Cadherin/catenin adhesion complex is fundamentally involved in epithelial cancer invasion and metastasis. E-cadherin and EGFR colocalize on the basolateral membrane of epithelial cell and EGF down-regulate E-cadherin expression. In the invasion and metastasis of cancer, E-cadherin expression is decreased and growth factors receptor is overexpressed. The present study was aimed to find the role of E-cadherin, beta-and gamma-catenin, growth factors and its receptors in cervical cancer cell lines.

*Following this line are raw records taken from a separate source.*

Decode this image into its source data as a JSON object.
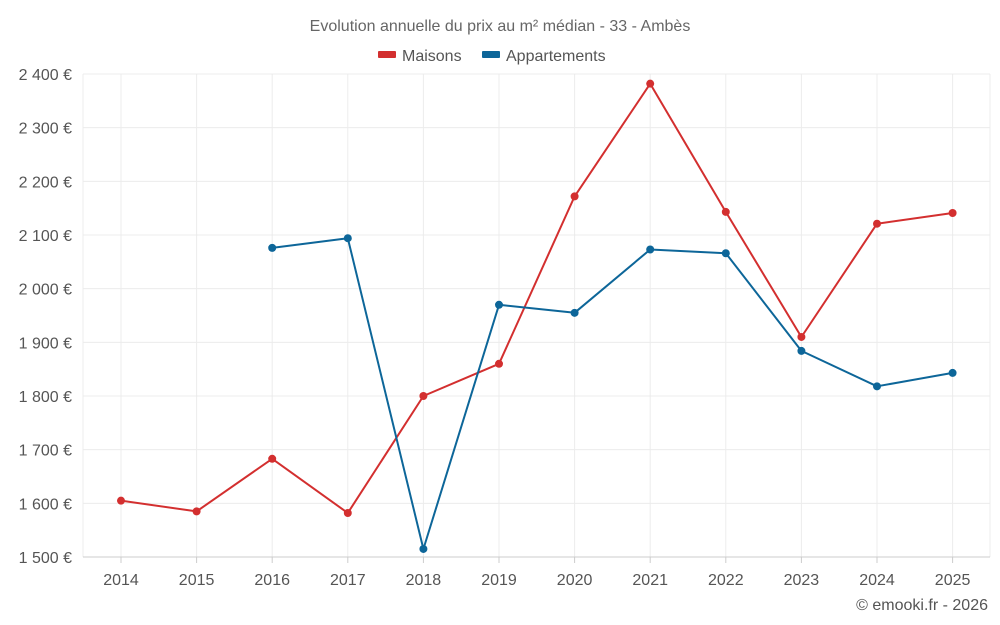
{
  "chart_data": {
    "type": "line",
    "title": "Evolution annuelle du prix au m² médian - 33 - Ambès",
    "categories": [
      "2014",
      "2015",
      "2016",
      "2017",
      "2018",
      "2019",
      "2020",
      "2021",
      "2022",
      "2023",
      "2024",
      "2025"
    ],
    "ylim": [
      1500,
      2400
    ],
    "yticks": [
      1500,
      1600,
      1700,
      1800,
      1900,
      2000,
      2100,
      2200,
      2300,
      2400
    ],
    "ytick_labels": [
      "1 500 €",
      "1 600 €",
      "1 700 €",
      "1 800 €",
      "1 900 €",
      "2 000 €",
      "2 100 €",
      "2 200 €",
      "2 300 €",
      "2 400 €"
    ],
    "grid": true,
    "legend_position": "top-center",
    "series": [
      {
        "name": "Maisons",
        "color": "#d32f2f",
        "values": [
          1605,
          1585,
          1683,
          1582,
          1800,
          1860,
          2172,
          2382,
          2143,
          1910,
          2121,
          2141
        ]
      },
      {
        "name": "Appartements",
        "color": "#0d6699",
        "values": [
          null,
          null,
          2076,
          2094,
          1515,
          1970,
          1955,
          2073,
          2066,
          1884,
          1818,
          1843
        ]
      }
    ]
  },
  "credit": "© emooki.fr - 2026"
}
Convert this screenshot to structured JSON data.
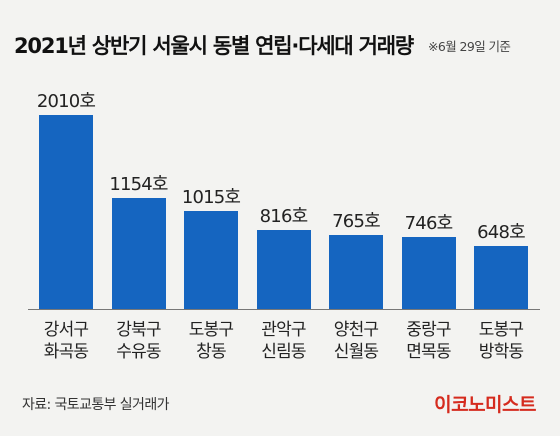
{
  "chart_data": {
    "type": "bar",
    "title": "2021년 상반기 서울시 동별 연립·다세대 거래량",
    "note": "※6월 29일 기준",
    "categories": [
      [
        "강서구",
        "화곡동"
      ],
      [
        "강북구",
        "수유동"
      ],
      [
        "도봉구",
        "창동"
      ],
      [
        "관악구",
        "신림동"
      ],
      [
        "양천구",
        "신월동"
      ],
      [
        "중랑구",
        "면목동"
      ],
      [
        "도봉구",
        "방학동"
      ]
    ],
    "values": [
      2010,
      1154,
      1015,
      816,
      765,
      746,
      648
    ],
    "value_labels": [
      "2010호",
      "1154호",
      "1015호",
      "816호",
      "765호",
      "746호",
      "648호"
    ],
    "bar_color": "#1565c0",
    "grid": false
  },
  "source": "자료: 국토교통부 실거래가",
  "brand": "이코노미스트",
  "brand_color": "#d52b1e"
}
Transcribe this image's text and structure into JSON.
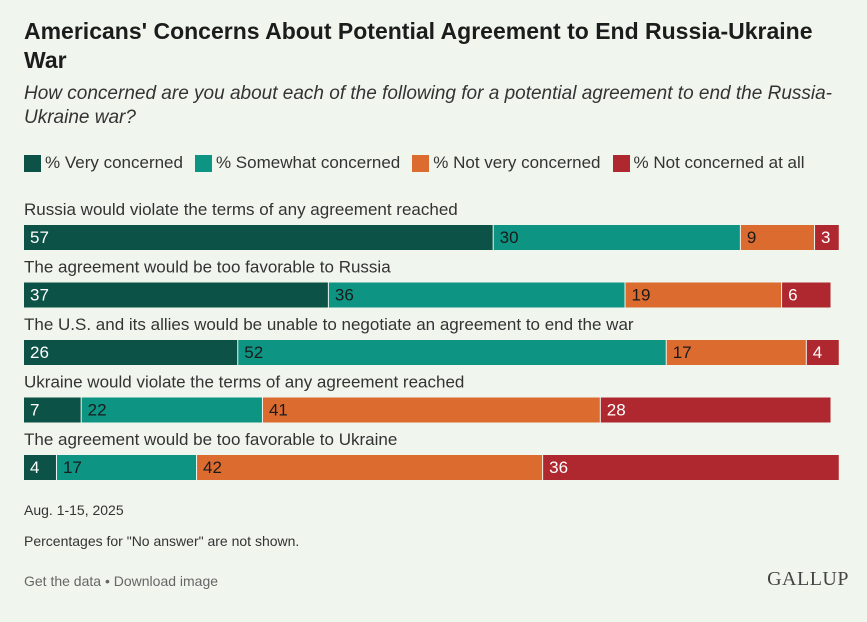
{
  "title": "Americans' Concerns About Potential Agreement to End Russia-Ukraine War",
  "subtitle": "How concerned are you about each of the following for a potential agreement to end the Russia-Ukraine war?",
  "colors": {
    "very": "#0c5247",
    "somewhat": "#0d9483",
    "not_very": "#dc6b30",
    "not_at_all": "#b0282f"
  },
  "legend": [
    "% Very concerned",
    "% Somewhat concerned",
    "% Not very concerned",
    "% Not concerned at all"
  ],
  "chart_data": {
    "type": "bar",
    "orientation": "horizontal-stacked",
    "categories": [
      "Russia would violate the terms of any agreement reached",
      "The agreement would be too favorable to Russia",
      "The U.S. and its allies would be unable to negotiate an agreement to end the war",
      "Ukraine would violate the terms of any agreement reached",
      "The agreement would be too favorable to Ukraine"
    ],
    "series": [
      {
        "name": "% Very concerned",
        "values": [
          57,
          37,
          26,
          7,
          4
        ]
      },
      {
        "name": "% Somewhat concerned",
        "values": [
          30,
          36,
          52,
          22,
          17
        ]
      },
      {
        "name": "% Not very concerned",
        "values": [
          9,
          19,
          17,
          41,
          42
        ]
      },
      {
        "name": "% Not concerned at all",
        "values": [
          3,
          6,
          4,
          28,
          36
        ]
      }
    ],
    "xlim": [
      0,
      100
    ]
  },
  "footer": {
    "date": "Aug. 1-15, 2025",
    "note": "Percentages for \"No answer\" are not shown.",
    "get_data": "Get the data",
    "separator": " • ",
    "download": "Download image",
    "logo": "GALLUP"
  }
}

The cervical cancer cell cultures were treated with different time duration of EGF 30 ng/ml and TGF-a 10 ng/ml(0, 10 min, 20 min, 30 min, 1 hr, 2 hr, 4 hr, 8 hr, 24 hr). The change in cancer cell morphology and the changes in E-cadherin, beta- and gamma-catenin, EGFR and activated EGFR expression were studied with a western blot analysis and an immunoprecipitation.

Through a western blot analysis, E-cadherin 120 kDa band and EGFR 170 kDa band were expressed in CaSki, HT-3 and ME-180 cell line, which showed epithelial contact growth. 1n these 3 cell lines, expression of E-cadherin did not decrease with time dependent manner. after the treatment of EGF and TGF- alpha. The expression of EGFR decreased and activated EGFR expression increased in 30 minutes to 1 hour but decreased subsequently. When the cells treated with EGF, there were no change in beta-and gamma-catenin expression with there dependent manner. The tyrosine phosphorylation of beta-and gamma-catenin increased in 30 minutes to 1 hour but decreased subsequently with activated EGFR.

This study showed that an activated EGFR which has involved with tyrosine phosphorylation of beta- and gamma-catenin influenced by growth factors rather than expression of E-cadherin, has a role in the invasion and metastasis of the cervical cancer.